Word Embedding Models
I've beeen working with word embeddings a lot lately.
last update: 2024-12-15
My aim for this blog was to keep it as not too technical as possible.
Word embeddings is a way to represent words as a vector. Which lets us do all kinds of trickery like how far a word like “King” is away from “Queen” and how they are related to each other with. Very useful when building applications with semantic understanding.
I’ve been using gensim a lot. gensim is a very popular library for working with words in ML models and making them super easy to use. Usually models like Word2Vec (Google) and FastText (Facebook) are trained ahead of time on a corpus and then based on how useful/relevant that corpus is, to our target we can utilize it.
In my case, I was trying to find similarity in company names and their types. So, I had to fine-tune this model with my new words. I split every single word in the company name and then used FastText to train it.

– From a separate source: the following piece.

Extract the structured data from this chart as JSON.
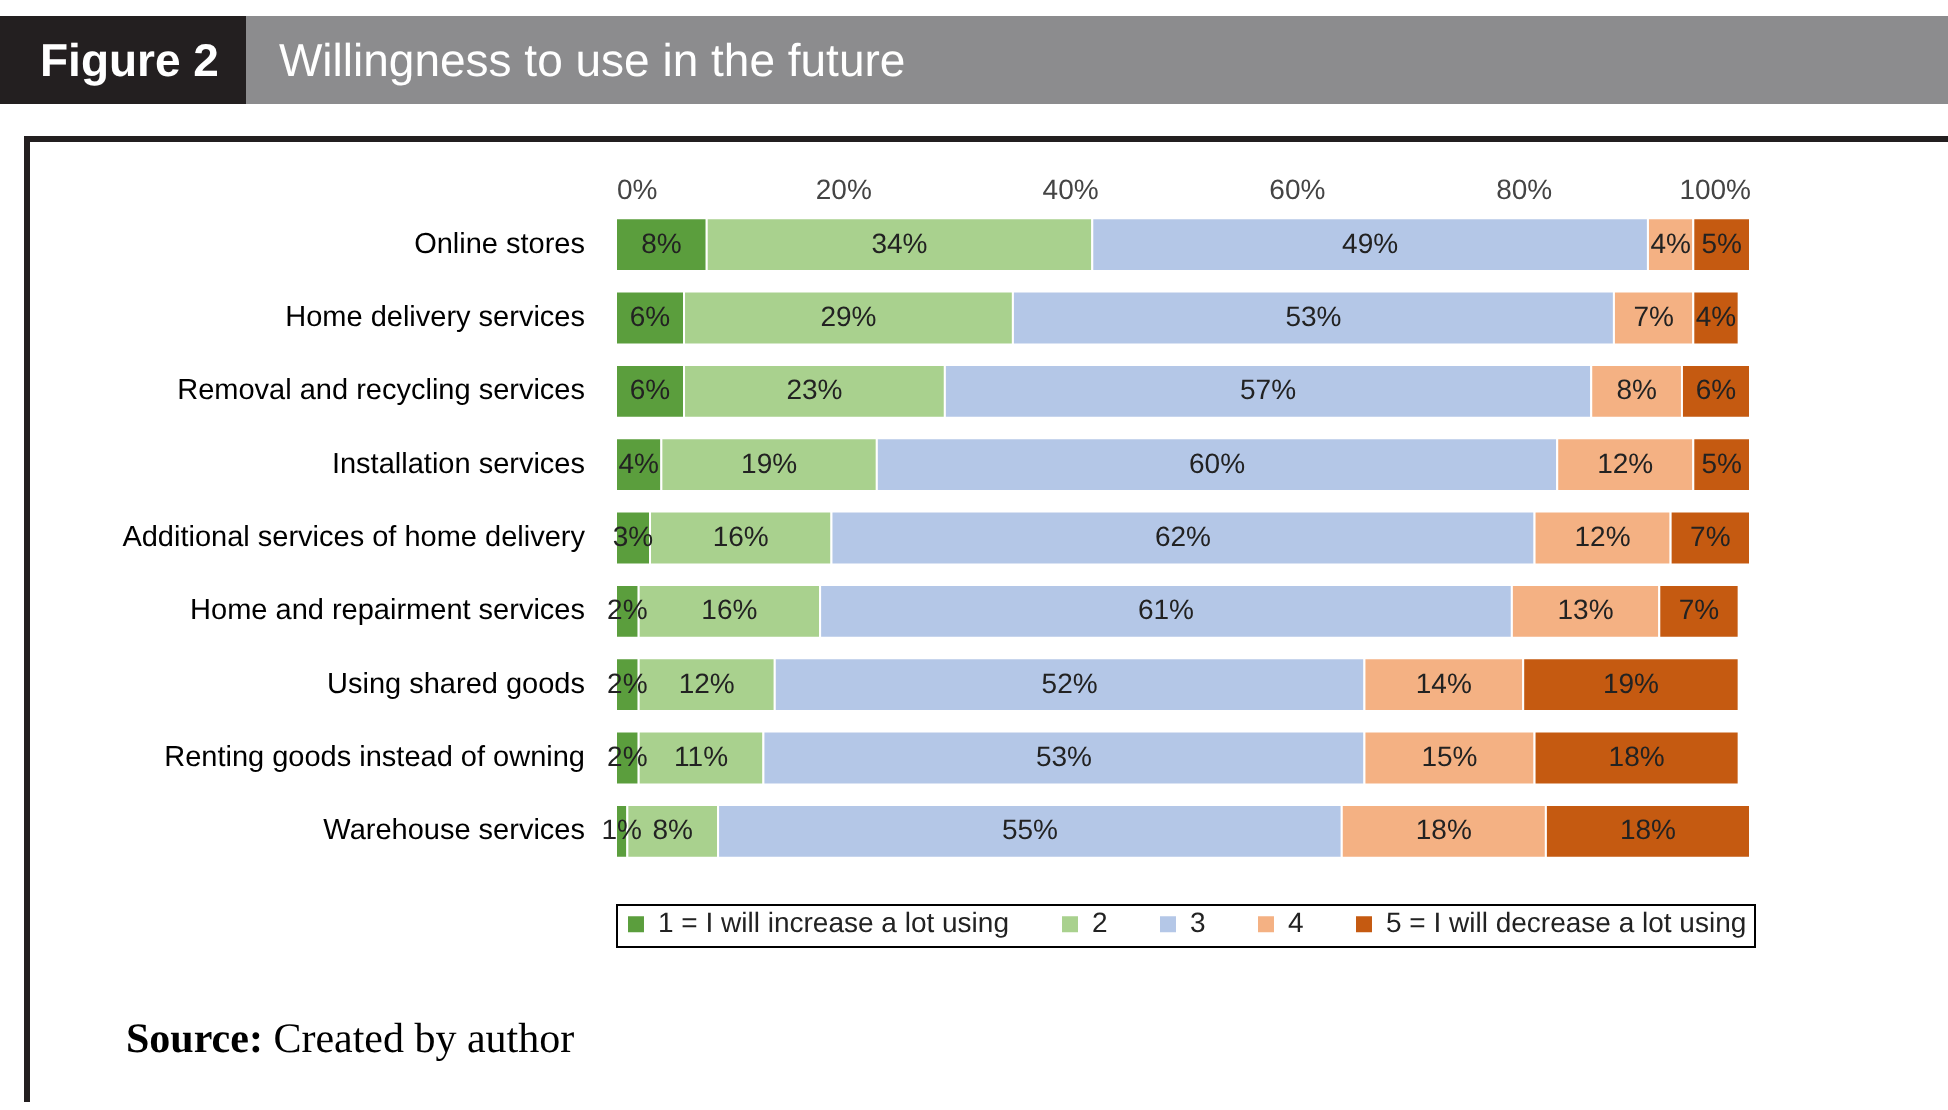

One interesting point with using gensim and training a new model is that, it spits out 4 different files in all. and all 4 files are needed to load the model again.
I utilized a dataset of 20 Million companies. Which took a minute to load and train and then I had move all these 4 files around to get it to work. which was a fair amount of work. Maybe I’ll do a patch on gensim to load it in one fat file.
One cool thing about these vectors is that, once you save it they are model agnostic. (i.e.) you can train in FastText and then load it in Word2Vec This comparison notebook between word2Vec and FastText was pretty useful for me.